Le deuxième registre de révolution conceptuelle concerne le lien en société. Comme l’indique Marcel Gauchet à propos de la démocratie, l’entreprise détient elle aussi une « dignité supplémentaire de création de liens » : aux relations humaines qui préexistent, l’entreprise offre une manière additionnelle de créer du lien de société. 

Or ce « lien » institué dans le cadre d’un contrat de travail est constitutivement une subordination, et cette idée même de subordination apparaît de moins en moins soutenable. Historiquement située au cœur des conflits de classes et des luttes sociales et syndicales, la « subordination » s’entend de plus en plus souvent de manière individualisée, interpersonnelle, et se déploie dans l’ensemble des infimes du quotidien.

Cette subordination est d’autant plus difficilement acceptée que la principale valeur au travail portée par les 18‑28 ans aujourd’hui est « l’autonomie, la possibilité de prendre des décisions seul » (72 %, ibid.).

Le troisième registre sensible concerne l’identité. L’entreprise décerne un rôle, une fonction : une identité professionnelle, souvent déterminante en société. Or le principe d’une identité professionnelle surdéterminante n’est pas toujours favorablement accueilli, surtout quand la préservation d’une « vie personnelle » est privilégiée, et quand la tendance longue est celle d’une aspiration à une multiplication de ses propres identités.
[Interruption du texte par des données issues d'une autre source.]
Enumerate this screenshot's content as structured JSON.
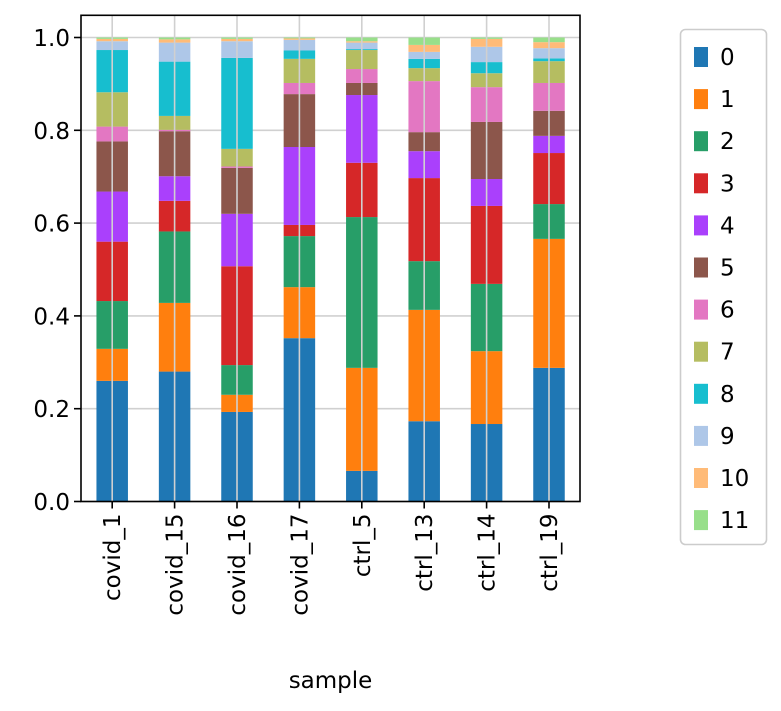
{
  "chart_data": {
    "type": "bar",
    "stacked": true,
    "title": "",
    "xlabel": "sample",
    "ylabel": "",
    "ylim": [
      0,
      1.05
    ],
    "yticks": [
      "0.0",
      "0.2",
      "0.4",
      "0.6",
      "0.8",
      "1.0"
    ],
    "ytick_values": [
      0,
      0.2,
      0.4,
      0.6,
      0.8,
      1.0
    ],
    "grid": true,
    "legend_position": "outside-right",
    "categories": [
      "covid_1",
      "covid_15",
      "covid_16",
      "covid_17",
      "ctrl_5",
      "ctrl_13",
      "ctrl_14",
      "ctrl_19"
    ],
    "series": [
      {
        "name": "0",
        "color": "#1f77b4",
        "values": [
          0.26,
          0.28,
          0.193,
          0.352,
          0.066,
          0.173,
          0.167,
          0.288
        ]
      },
      {
        "name": "1",
        "color": "#ff7f0e",
        "values": [
          0.069,
          0.148,
          0.037,
          0.11,
          0.222,
          0.24,
          0.157,
          0.278
        ]
      },
      {
        "name": "2",
        "color": "#279e68",
        "values": [
          0.103,
          0.154,
          0.064,
          0.11,
          0.325,
          0.105,
          0.145,
          0.075
        ]
      },
      {
        "name": "3",
        "color": "#d62728",
        "values": [
          0.128,
          0.066,
          0.213,
          0.024,
          0.117,
          0.179,
          0.168,
          0.11
        ]
      },
      {
        "name": "4",
        "color": "#aa40fc",
        "values": [
          0.108,
          0.053,
          0.113,
          0.168,
          0.146,
          0.058,
          0.058,
          0.037
        ]
      },
      {
        "name": "5",
        "color": "#8c564b",
        "values": [
          0.108,
          0.097,
          0.099,
          0.114,
          0.026,
          0.041,
          0.123,
          0.054
        ]
      },
      {
        "name": "6",
        "color": "#e377c2",
        "values": [
          0.032,
          0.003,
          0.003,
          0.024,
          0.03,
          0.11,
          0.075,
          0.06
        ]
      },
      {
        "name": "7",
        "color": "#b5bd61",
        "values": [
          0.074,
          0.03,
          0.038,
          0.052,
          0.041,
          0.028,
          0.03,
          0.047
        ]
      },
      {
        "name": "8",
        "color": "#17becf",
        "values": [
          0.091,
          0.117,
          0.196,
          0.018,
          0.002,
          0.02,
          0.024,
          0.006
        ]
      },
      {
        "name": "9",
        "color": "#aec7e8",
        "values": [
          0.019,
          0.041,
          0.036,
          0.023,
          0.014,
          0.015,
          0.033,
          0.022
        ]
      },
      {
        "name": "10",
        "color": "#ffbb78",
        "values": [
          0.005,
          0.007,
          0.005,
          0.003,
          0.003,
          0.015,
          0.017,
          0.013
        ]
      },
      {
        "name": "11",
        "color": "#98df8a",
        "values": [
          0.003,
          0.004,
          0.003,
          0.002,
          0.008,
          0.016,
          0.003,
          0.01
        ]
      }
    ]
  }
}
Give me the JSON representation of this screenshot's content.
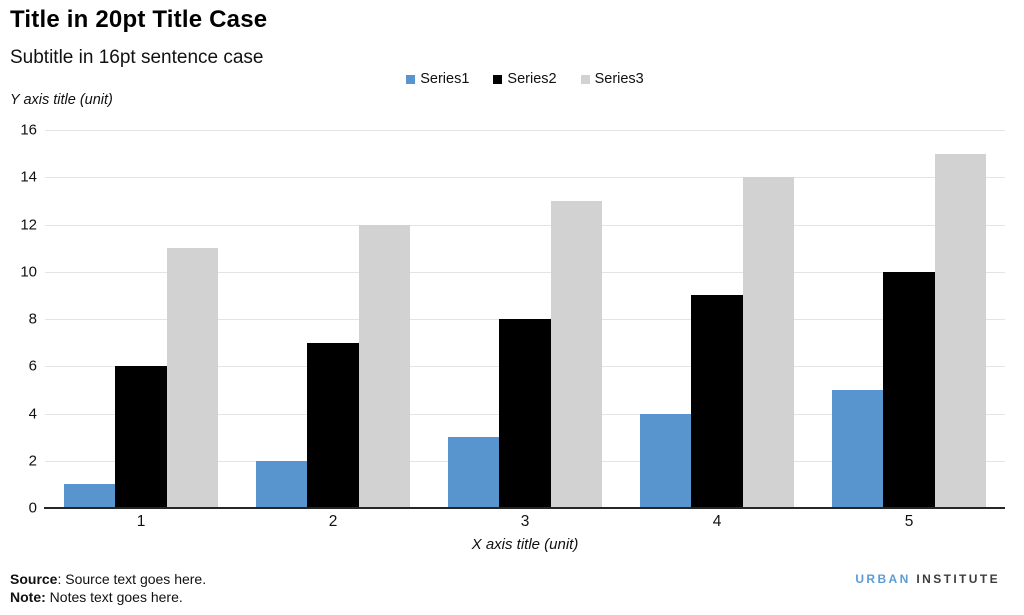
{
  "chart_data": {
    "type": "bar",
    "title": "Title in 20pt Title Case",
    "subtitle": "Subtitle in 16pt sentence case",
    "ylabel": "Y axis title (unit)",
    "xlabel": "X axis title (unit)",
    "categories": [
      "1",
      "2",
      "3",
      "4",
      "5"
    ],
    "series": [
      {
        "name": "Series1",
        "color": "#5894cd",
        "values": [
          1,
          2,
          3,
          4,
          5
        ]
      },
      {
        "name": "Series2",
        "color": "#000000",
        "values": [
          6,
          7,
          8,
          9,
          10
        ]
      },
      {
        "name": "Series3",
        "color": "#d2d2d2",
        "values": [
          11,
          12,
          13,
          14,
          15
        ]
      }
    ],
    "ylim": [
      0,
      16
    ],
    "yticks": [
      0,
      2,
      4,
      6,
      8,
      10,
      12,
      14,
      16
    ],
    "grid": true,
    "legend_position": "top-center"
  },
  "footer": {
    "source_label": "Source",
    "source_text": ": Source text goes here.",
    "note_label": "Note:",
    "note_text": " Notes text goes here."
  },
  "branding": {
    "urban": "URBAN",
    "institute": "INSTITUTE",
    "urban_color": "#5c9cd6",
    "institute_color": "#3d3d3d"
  }
}
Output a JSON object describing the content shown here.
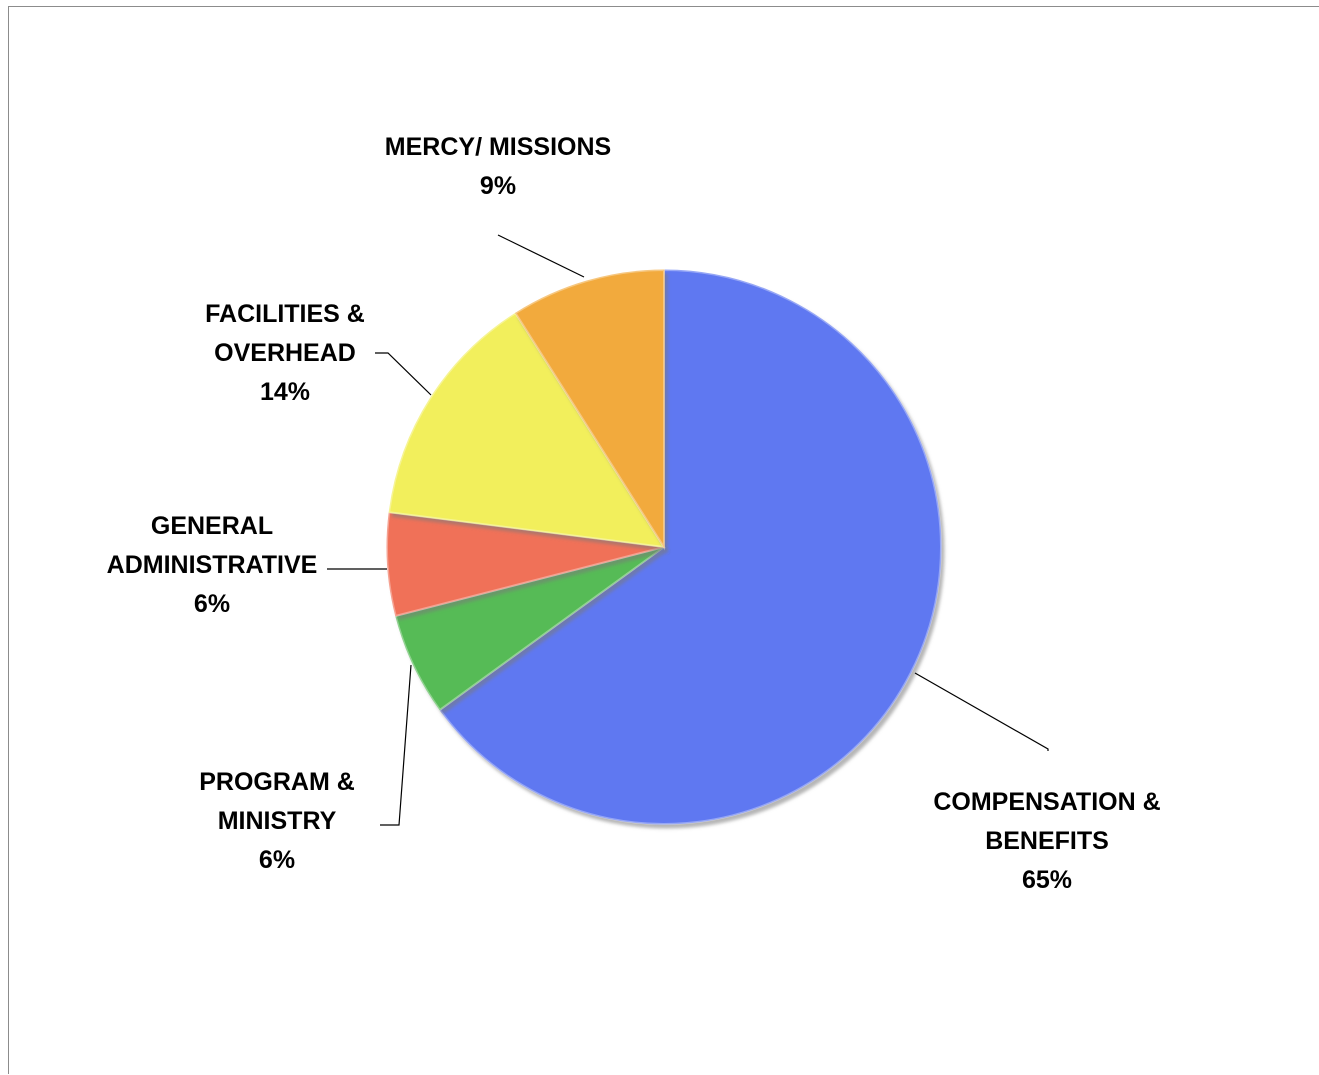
{
  "chart_data": {
    "type": "pie",
    "title": "",
    "start_angle_deg": 0,
    "direction": "clockwise",
    "slices": [
      {
        "label_lines": [
          "COMPENSATION &",
          "BENEFITS"
        ],
        "percent_label": "65%",
        "value": 65,
        "color": "#5e78f1"
      },
      {
        "label_lines": [
          "PROGRAM &",
          "MINISTRY"
        ],
        "percent_label": "6%",
        "value": 6,
        "color": "#57bb57"
      },
      {
        "label_lines": [
          "GENERAL",
          "ADMINISTRATIVE"
        ],
        "percent_label": "6%",
        "value": 6,
        "color": "#f07158"
      },
      {
        "label_lines": [
          "FACILITIES &",
          "OVERHEAD"
        ],
        "percent_label": "14%",
        "value": 14,
        "color": "#f2ef5b"
      },
      {
        "label_lines": [
          "MERCY/ MISSIONS"
        ],
        "percent_label": "9%",
        "value": 9,
        "color": "#f2aa3e"
      }
    ]
  }
}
Le quatrième registre, et non des moindres, concerne les récits de vies personnelles. Souvent, la principale compréhension effectuée de sa propre existence réside désormais en ses propres parcours de vies, ses trajectoires et ses épreuves : des historicités subjectives, quand de nombreuses entreprises au contraire sont surtout perçues à travers un court‑termisme. Prévalent encore les visions héritées de Milton Friedman concluant que « la responsabilité sociale des entreprises est d’augmenter leurs profits » à court terme (The New York Times, 13 septembre 1970).

A ce titre, le déploiement des « contributions » sociétales et climatiques, voire les ambitions de sociétés « à mission » ne répondent qu’imparfaitement à cette aspiration à la prise en compte des récits personnels au sein du collectif. Il s’agit ici à la fois de stratégies d’évolution mais également de cultures d’entreprises.

Ainsi sur ces quatre registres, ce qui est en question aujourd’hui n’est pas réductible à des visions générationnelles du travail. De manière sous‑jacente, ce qui est en question est notamment l’entreprise en tant qu’institutrice de la société, quand les conceptions sur celle‑ci sont révolutionnées (déclassement qui appelle un travail‑réconfort, valeur d’autonomie qui interroge le principe de subordination, aspirations pluri‑identitaires qui percutent l’identité professionnelle, récits de vie sans échos suffisants). L’opportunité, pour l’avenir, appartient peut‑être à des entreprises qui parviennent à aligner leurs propres objectifs de performances (court‑termistes et durables) sur des matrices de société en résonance avec les valeurs de demain. 

Il y a là un esprit de destruction‑créatrice schumpétérienne, appliquée à l’ADN de l’entreprise dans ses relations avec ses équipes actuelles et futures.